Pablo indica que crecer en conocimiento y entendimiento, tendrá como resultado el que entiendan lo que realmente importa. Los padres que consideran que lo importante en la vida es la provisión, la seguridad y la prosperidad, transmiten cotidiana y normativamente tales valores a sus hijos. Cuando los hijos escuchan a sus padres orar, confirman que tales son los valores importantes en la vida. Así que, viven en función de los mismos. Nadie puede negar la importancia de tales valores. Pero, tal importancia es relativa respecto de lo verdaderamente importante. Y, lo verdaderamente importante, es el vivir en comunión y para la honra y la gloria de Dios, per se.
Sin embargo, convencidos nosotros mismos de que lo más importante son la provisión, la seguridad y la prosperidad, dejamos de lado la importancia de la salvación y del vivir en comunión y para Dios. Al hacerlo así, no nos damos cuenta de que nosotros mismos hemos animado a nuestros hijos a que vivan como lo están haciendo: ocupándose de sí mismos como la razón de ser de su propia vida. Y, que es tal convicción lo que les aleja de Dios y lo que explica el deterioro y aún la degradación espiritual, moral, emocional e intelectual que viven. Creo firmemente que nuestros hijos pueden ocuparse de su propia provisión, de su seguridad y de su prosperidad. De hecho, lo hacen.
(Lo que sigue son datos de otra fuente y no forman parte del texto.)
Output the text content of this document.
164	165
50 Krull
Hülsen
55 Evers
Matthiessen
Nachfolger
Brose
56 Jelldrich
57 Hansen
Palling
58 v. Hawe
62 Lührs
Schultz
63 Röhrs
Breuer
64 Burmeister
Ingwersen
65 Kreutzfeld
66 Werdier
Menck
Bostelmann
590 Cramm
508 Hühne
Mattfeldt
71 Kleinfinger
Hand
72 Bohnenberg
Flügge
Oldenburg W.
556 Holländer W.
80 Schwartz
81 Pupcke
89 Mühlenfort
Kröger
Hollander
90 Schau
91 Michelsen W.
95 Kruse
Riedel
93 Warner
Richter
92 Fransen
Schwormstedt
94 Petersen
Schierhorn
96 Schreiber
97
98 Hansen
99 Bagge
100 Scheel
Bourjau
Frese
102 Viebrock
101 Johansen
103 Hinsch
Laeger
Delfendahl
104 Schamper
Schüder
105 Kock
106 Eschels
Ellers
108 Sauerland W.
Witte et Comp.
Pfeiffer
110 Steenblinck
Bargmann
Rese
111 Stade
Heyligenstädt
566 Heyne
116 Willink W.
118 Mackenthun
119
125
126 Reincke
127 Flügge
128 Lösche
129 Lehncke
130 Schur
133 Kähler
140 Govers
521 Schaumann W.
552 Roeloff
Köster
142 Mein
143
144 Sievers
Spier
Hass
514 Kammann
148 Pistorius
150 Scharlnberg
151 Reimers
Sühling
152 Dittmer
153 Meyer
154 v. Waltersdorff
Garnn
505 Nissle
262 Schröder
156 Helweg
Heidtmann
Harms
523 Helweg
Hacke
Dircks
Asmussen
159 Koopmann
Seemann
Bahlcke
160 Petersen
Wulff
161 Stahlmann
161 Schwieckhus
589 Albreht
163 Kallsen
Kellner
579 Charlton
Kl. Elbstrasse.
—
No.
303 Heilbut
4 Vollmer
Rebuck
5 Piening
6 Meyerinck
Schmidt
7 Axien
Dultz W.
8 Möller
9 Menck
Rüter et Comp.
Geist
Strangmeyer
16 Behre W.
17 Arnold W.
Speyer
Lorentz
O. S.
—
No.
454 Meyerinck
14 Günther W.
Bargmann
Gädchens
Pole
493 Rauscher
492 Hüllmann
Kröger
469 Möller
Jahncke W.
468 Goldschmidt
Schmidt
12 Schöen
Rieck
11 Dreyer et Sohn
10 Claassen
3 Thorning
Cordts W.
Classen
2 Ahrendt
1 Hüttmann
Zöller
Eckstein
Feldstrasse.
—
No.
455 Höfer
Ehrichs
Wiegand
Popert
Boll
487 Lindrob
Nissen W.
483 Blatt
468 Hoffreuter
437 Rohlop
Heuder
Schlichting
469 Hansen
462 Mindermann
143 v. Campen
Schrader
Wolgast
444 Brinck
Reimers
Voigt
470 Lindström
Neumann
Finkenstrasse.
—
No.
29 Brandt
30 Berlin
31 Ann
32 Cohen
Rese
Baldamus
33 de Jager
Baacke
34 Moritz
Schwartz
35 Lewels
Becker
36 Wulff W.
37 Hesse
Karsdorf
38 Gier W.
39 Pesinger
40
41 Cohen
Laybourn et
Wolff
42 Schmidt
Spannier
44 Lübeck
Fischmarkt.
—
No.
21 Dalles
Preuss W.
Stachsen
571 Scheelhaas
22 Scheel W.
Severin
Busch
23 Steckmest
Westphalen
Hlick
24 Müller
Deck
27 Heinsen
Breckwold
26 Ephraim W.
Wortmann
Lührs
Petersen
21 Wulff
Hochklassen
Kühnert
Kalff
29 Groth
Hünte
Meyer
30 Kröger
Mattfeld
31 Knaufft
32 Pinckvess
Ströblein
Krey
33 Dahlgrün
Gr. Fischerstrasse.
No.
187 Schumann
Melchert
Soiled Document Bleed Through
Toca a nosotros ocuparnos de lo que verdaderamente importante y trascendente en sus vidas y en las nuestras. Esto me lleva la cuestión de la congruencia como el presupuesto de la oración viable, es decir, de la oración que puede alcanzar su propósito. Para ello, primero debemos reorientar nuestra vida en función de lo que realmente importa. Nosotros debemos volvernos a Dios y ocuparnos de nuestra comunión y servicio a él como la prioridad más importante de nuestras vidas. Si no lo hacemos así, no somos modelo ni tenemos autoridad moral para invitarlos a honrar a Dios en sus vidas.
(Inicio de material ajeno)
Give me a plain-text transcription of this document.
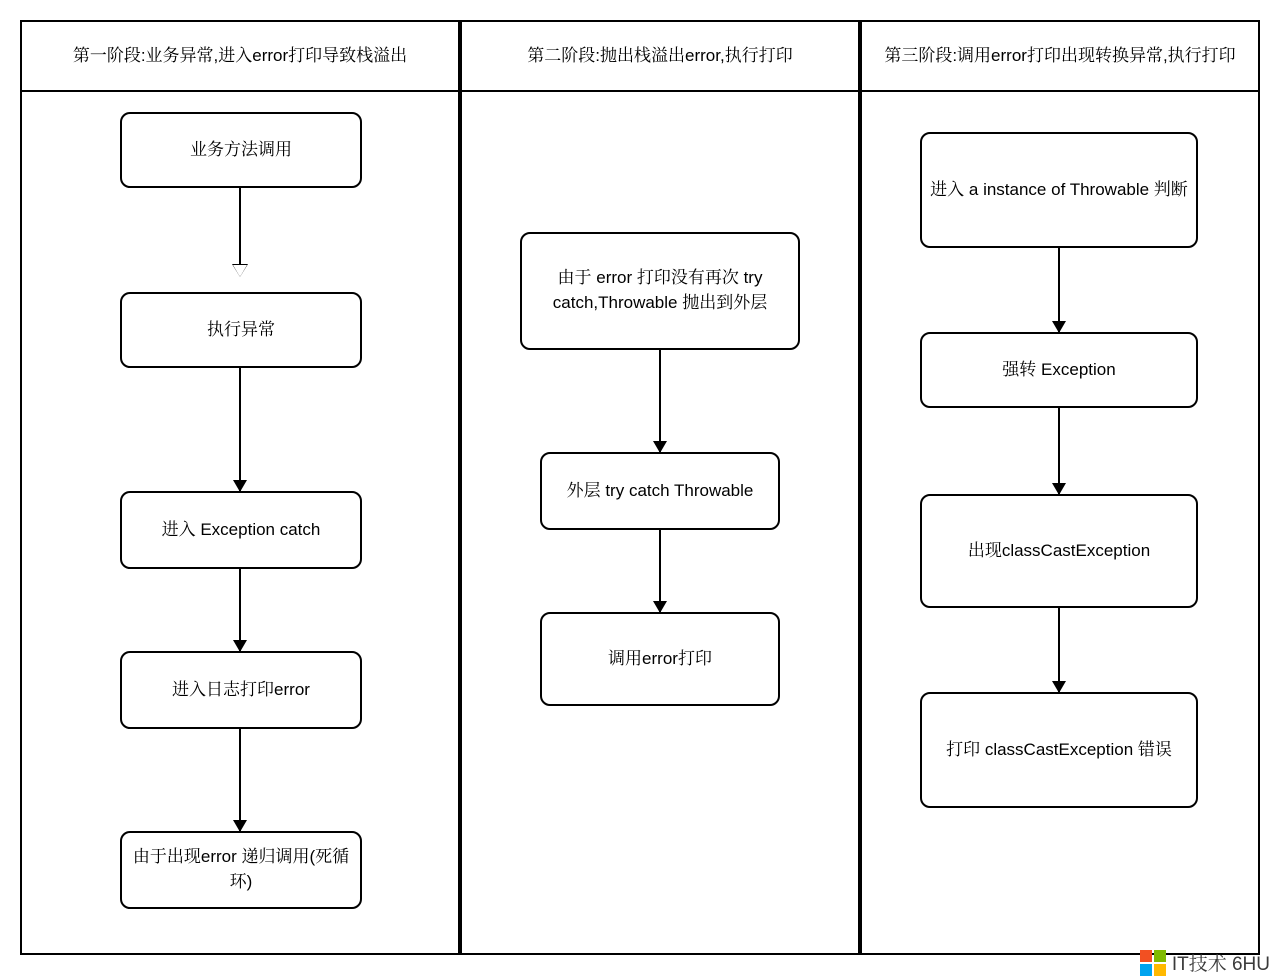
第一阶段:业务异常,进入error打印导致栈溢出
业务方法调用
执行异常
进入 Exception catch
进入日志打印error
由于出现error 递归调用(死循环)
第二阶段:抛出栈溢出error,执行打印
由于 error 打印没有再次 try catch,Throwable 抛出到外层
外层 try catch Throwable
调用error打印
第三阶段:调用error打印出现转换异常,执行打印
进入 a instance of Throwable 判断
强转 Exception
出现classCastException
打印 classCastException 错误
IT技术 6HU
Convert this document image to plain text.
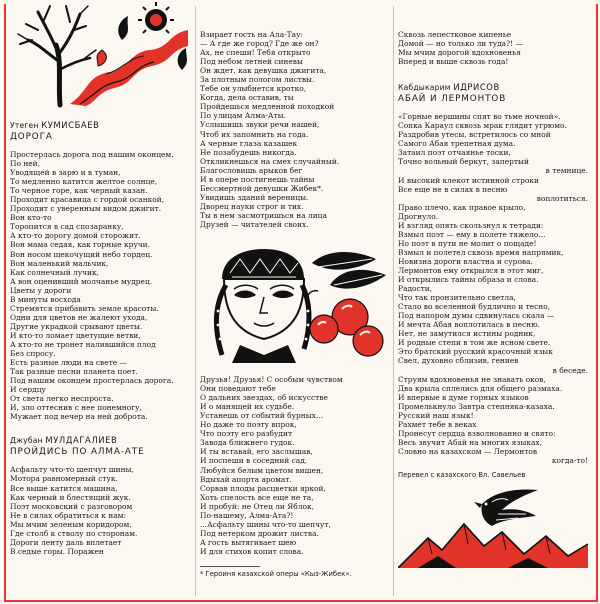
Утеген КУМИСБАЕВ

ДОРОГА

Простерлась дорога под нашим оконцем.
По ней,
Уводящей в зарю и в туман,
То медленно катится желтое солнце,
То черное горе, как черный казан.
Проходит красавица с гордой осанкой,
Проходит с уверенным видом джигит.
Вон кто-то
Торопится в сад спозаранку,
А кто-то дорогу домой сторожит.
Вон мама седая, как горные кручи.
Вон носом щекочущий небо гордец.
Вон маленький мальчик,
Как солнечный лучик,
А вон оценивший молчанье мудрец.
Цветы у дороги
В минуты восхода
Стремятся прибавить земле красоты.
Одни для цветов не жалеют ухода,
Другие украдкой срывают цветы.
И кто-то ломает цветущие ветви,
А кто-то не тронет налившийся плод
Без спросу.
Есть разные люди на свете —
Так разные песни планета поет.
Под нашим оконцем простерлась дорога.
И сердцу
От света легко неспроста.
И, зло оттеснив с нее понемногу,
Мужает под вечер на ней доброта.

Джубан МУЛДАГАЛИЕВ

ПРОЙДИСЬ ПО АЛМА-АТЕ

Асфальту что-то шепчут шины,
Мотора равномерный стук.
Все выше катится машина,
Как черный и блестящий жук.
Поэт московский с разговором
Не в силах обратиться к нам:
Мы мчим зеленым коридором,
Где столб к стволу по сторонам.
Дороги ленту даль вплетает
В седые горы. Поражен
Взирает гость на Ала-Тау:
— А где же город? Где же он?
Ах, не спеши! Тебя открыто
Под небом летней синевы
Он ждет, как девушка джигита,
За плотным пологом листвы.
Тебе он улыбнется кротко,
Когда, дела оставив, ты
Пройдешься медленной походкой
По улицам Алма-Аты.
Услышишь звуки речи нашей,
Чтоб их запомнить на года.
А черные глаза казашек
Не позабудешь никогда.
Откликнешься на смех случайный.
Благословишь арыков бег
И в опере постигнешь тайны
Бессмертной девушки Жибек*.
Увидишь зданий вереницы.
Дворец науки строг и тих.
Ты в нем засмотришься на лица
Друзей — читателей своих.
Друзья! Друзья! С особым чувством
Они поведают тебе
О дальних звездах, об искусстве
И о манящей их судьбе.
Устанешь от событий бурных...
Но даже то поэту впрок,
Что поэту его разбудит
Завода ближнего гудок.
И ты вставай, его заслышав,
И поспеши в соседний сад.
Любуйся белым цветом вишен,
Вдыхай апорта аромат.
Сорвав плоды расцветки яркой,
Хоть спелость все еще не та,
И пробуй: не Отец ли Яблок,
По-нашему, Алма-Ата?!
...Асфальту шины что-то шепчут,
Под нетерком дрожит листва.
А гость вытягивает шею
И для стихов копит слова.
* Героиня казахской оперы «Кыз-Жибек».
Сквозь лепестковое кипенье
Домой — но только ли туда?! —
Мы мчим дорогой вдохновенья
Вперед и выше сквозь года!

Кабдыкарим ИДРИСОВ

АБАЙ И ЛЕРМОНТОВ

«Горные вершины спят во тьме ночной».
Сопка Караул сквозь мрак глядит угрюмо.
Раздробив утесы, встретилось со мной
Самого Абая трепетная дума.
Затаил поэт отчаянье тоски,
Точно вольный беркут, запертый
в темнице.
И высокий клекот истинной строки
Все еще не в силах в песню
воплотиться.
Право плечо, как правое крыло,
Дрогнуло.
И взгляд опять скользнул к тетради:
Взмыл поэт — ему в полете тяжело...
Но поэт в пути не молит о пощаде!
Взмыл и полетел сквозь время напрямик,
Новизна дороги властна и сурова.
Лермонтов ему открылся в этот миг,
И открылись тайны образа и слова.
Радости,
Что так пронзительно светла,
Стало во вселенной будлично и тесно,
Под напором думы сдвинулась скала —
И мечта Абая воплотилась в песню.
Нет, не замутился истины родник,
И родные степи в том же ясном свете.
Это братский русский красочный язык
Свел, духовно сблизив, гениев
в беседе.
Струям вдохновенья не знавать оков,
Два крыла сплелись для общего размаха.
И впервые в думе горных языков
Промелькнуло Завтра степняка-казаха.
Русский наш язык!
Рахмет тебе в веках
Пронесут сердца взволнованно и свято:
Весь звучит Абай на многих языках,
Словно на казахском — Лермонтов
когда-то!
Перевел с казахского Вл. Савельев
De manera paralela, debemos hacer lo que podemos en favor de la salvación y del mantenerse en comunión con Dios de nuestros hijos. Además, de nuestra propia conversión, debemos interceder de manera prioritaria por el perdón de sus pecados, su reconciliación con el Señor y el cultivo de su santidad. Así como en circunstancias torales ayunamos, privándonos del alimento que nos hace falta, propongo a ustedes que convendría dejar de enfatizar nuestra súplica de provisión, seguridad y prosperidad de nuestros hijos y ocuparnos de pedir fervientemente por la salvación de su alma. Después de todo, si lo único que ganan el mundo y pierden el alma, ¿cuál será su provecho eterno? Mateo 16.26
Mi propuesta podrá parecer u obsoleta o simplista. Sin embargo, la realidad sustenta su acierto. La forma de vida que hemos desarrollado, sustentada en valores secundarios y temporales, no resulta ni plena, ni segura, ni satisfactoria. Por ello mi invitación para que corramos el riesgo de volvernos al Señor y reestructuremos nuestra vida partiendo de los valores del Reino de Dios. Conversión, santidad, compromiso son los elementos constitutivos de vidas plenas, victoriosas y trascendentes. Las nuestras y las de nuestros hijos.
A esto los animo, a esto los convoco.